If you like to bag a bargain, rebalancing a custom multi-region portfolio can do this.

A one-fund portfolio that moves to track the world will favour more expensive stocks.

For example, if Tesla doubles in price, and other stocks stay the same, its market cap will go up and so the fund will gain a higher exposure to Tesla.

#2 – Emerging Markets

Backing winners doesn’t have to be only based on track record. By building your own custom world portfolio, you can choose to back nations that are poised to do well in the future – the Emerging Markets.

Emerging markets turn into developed ones. Remember that many of the developed countries we know today were once emerging markets.

China is widely expected to become a major competitor to the US over the coming years, possibly even overtaking them economically.

Having the freedom to allocate your portfolio manually more towards the Emerging Markets means you will reap a higher reward if China or other emerging markets have a growth spurt.

The Vanguard FTSE All World ETF only has 5.6% in China.

We don’t know how much this will change over the next 20 years but we’re betting it will take a much larger piece of the world pie.

Maybe it’s a good idea to customise the allocation more in favour of the emerging markets now, rather than waiting for a world tracker to catch up?

So – Which Approach Is Better?

We can’t conclude which method will turn out better as the future is unclear, and historical data we have access to doesn’t go back far enough to properly compare what would have happened over a meaningful timeframe.

The multi-ETF approach has the following going for it:

  • At asset class level, the act of rebalancing stocks against bonds has been proven to reduce risk by keeping to a fixed allocation – logically that should apply within the stocks category too
  • You can custom build your allocation towards cheaper markets
  • You can custom build your allocation towards emerging markets, or any region you like

But the historic returns under such a portfolio are unknown.

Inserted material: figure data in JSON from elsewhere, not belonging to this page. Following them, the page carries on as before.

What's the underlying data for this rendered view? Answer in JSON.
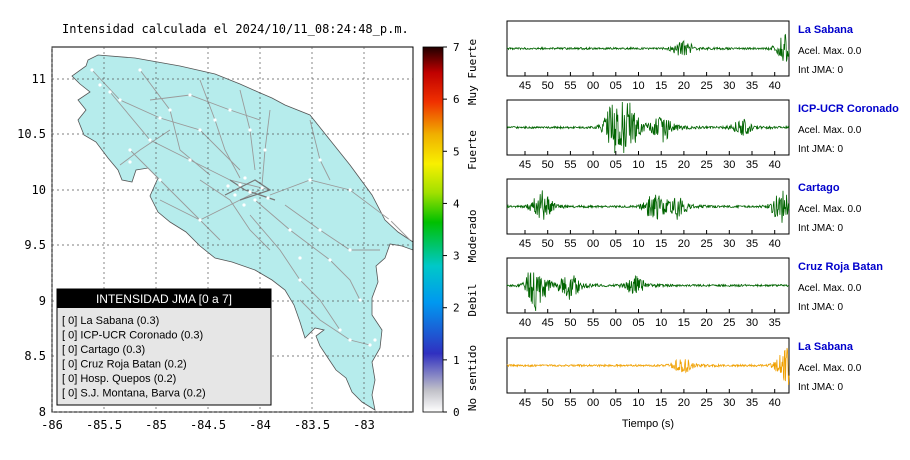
{
  "map": {
    "title": "Intensidad calculada el 2024/10/11_08:24:48_p.m.",
    "x_ticks": [
      "-86",
      "-85.5",
      "-85",
      "-84.5",
      "-84",
      "-83.5",
      "-83"
    ],
    "y_ticks": [
      "11",
      "10.5",
      "10",
      "9.5",
      "9",
      "8.5",
      "8"
    ],
    "land_color": "#b6ecec",
    "legend": {
      "title": "INTENSIDAD JMA [0 a 7]",
      "items": [
        "[ 0]  La Sabana (0.3)",
        "[ 0]  ICP-UCR Coronado (0.3)",
        "[ 0]  Cartago (0.3)",
        "[ 0]  Cruz Roja Batan (0.2)",
        "[ 0]  Hosp. Quepos (0.2)",
        "[ 0]  S.J. Montana, Barva (0.2)"
      ]
    }
  },
  "colorbar": {
    "ticks": [
      "7",
      "6",
      "5",
      "4",
      "3",
      "2",
      "1",
      "0"
    ],
    "labels": [
      "Muy Fuerte",
      "Fuerte",
      "Moderado",
      "Debil",
      "No sentido"
    ]
  },
  "waveforms": {
    "xlabel": "Tiempo (s)",
    "trace_color": "#006400",
    "highlight_color": "#f0a000",
    "name_color": "#0000cc",
    "panels": [
      {
        "name": "La Sabana",
        "acel": "Acel. Max. 0.0",
        "int": "Int JMA: 0",
        "ticks": [
          "45",
          "50",
          "55",
          "00",
          "05",
          "10",
          "15",
          "20",
          "25",
          "30",
          "35",
          "40"
        ]
      },
      {
        "name": "ICP-UCR Coronado",
        "acel": "Acel. Max. 0.0",
        "int": "Int JMA: 0",
        "ticks": [
          "45",
          "50",
          "55",
          "00",
          "05",
          "10",
          "15",
          "20",
          "25",
          "30",
          "35",
          "40"
        ]
      },
      {
        "name": "Cartago",
        "acel": "Acel. Max. 0.0",
        "int": "Int JMA: 0",
        "ticks": [
          "45",
          "50",
          "55",
          "00",
          "05",
          "10",
          "15",
          "20",
          "25",
          "30",
          "35",
          "40"
        ]
      },
      {
        "name": "Cruz Roja Batan",
        "acel": "Acel. Max. 0.0",
        "int": "Int JMA: 0",
        "ticks": [
          "40",
          "45",
          "50",
          "55",
          "00",
          "05",
          "10",
          "15",
          "20",
          "25",
          "30",
          "35"
        ]
      },
      {
        "name": "La Sabana",
        "acel": "Acel. Max. 0.0",
        "int": "Int JMA: 0",
        "ticks": [
          "45",
          "50",
          "55",
          "00",
          "05",
          "10",
          "15",
          "20",
          "25",
          "30",
          "35",
          "40"
        ]
      }
    ]
  }
}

As for single world trackers; the index behind the Vanguard FTSE All World ETF has history only going back 15 years – not long enough to draw conclusions.

But we can look at other world indexes to see how well a single world tracker would have done.

Over the last 51 years since 1969, the MSCI Net World Index, which tracks stocks from developed economies, has returned an average of 8.7% per year.

Maybe you think an 8.7% return is good enough to not have to worry about which approach is better.

Maybe you could squeeze out a higher return by using multiple ETFs – maybe not.

The MSCI World Index strangely doesn’t include the Emerging Markets. For that we would need to look at the MSCI Net Emerging Markets index but the data we could find for that only covers the last 20 years.

Over that limited time frame it returned on average 8.8% annually, which again is pretty good.

Don’t Overthink It

The conclusion is, don’t overthink it. Whichever of these 2 strategies you choose you are likely to do very well.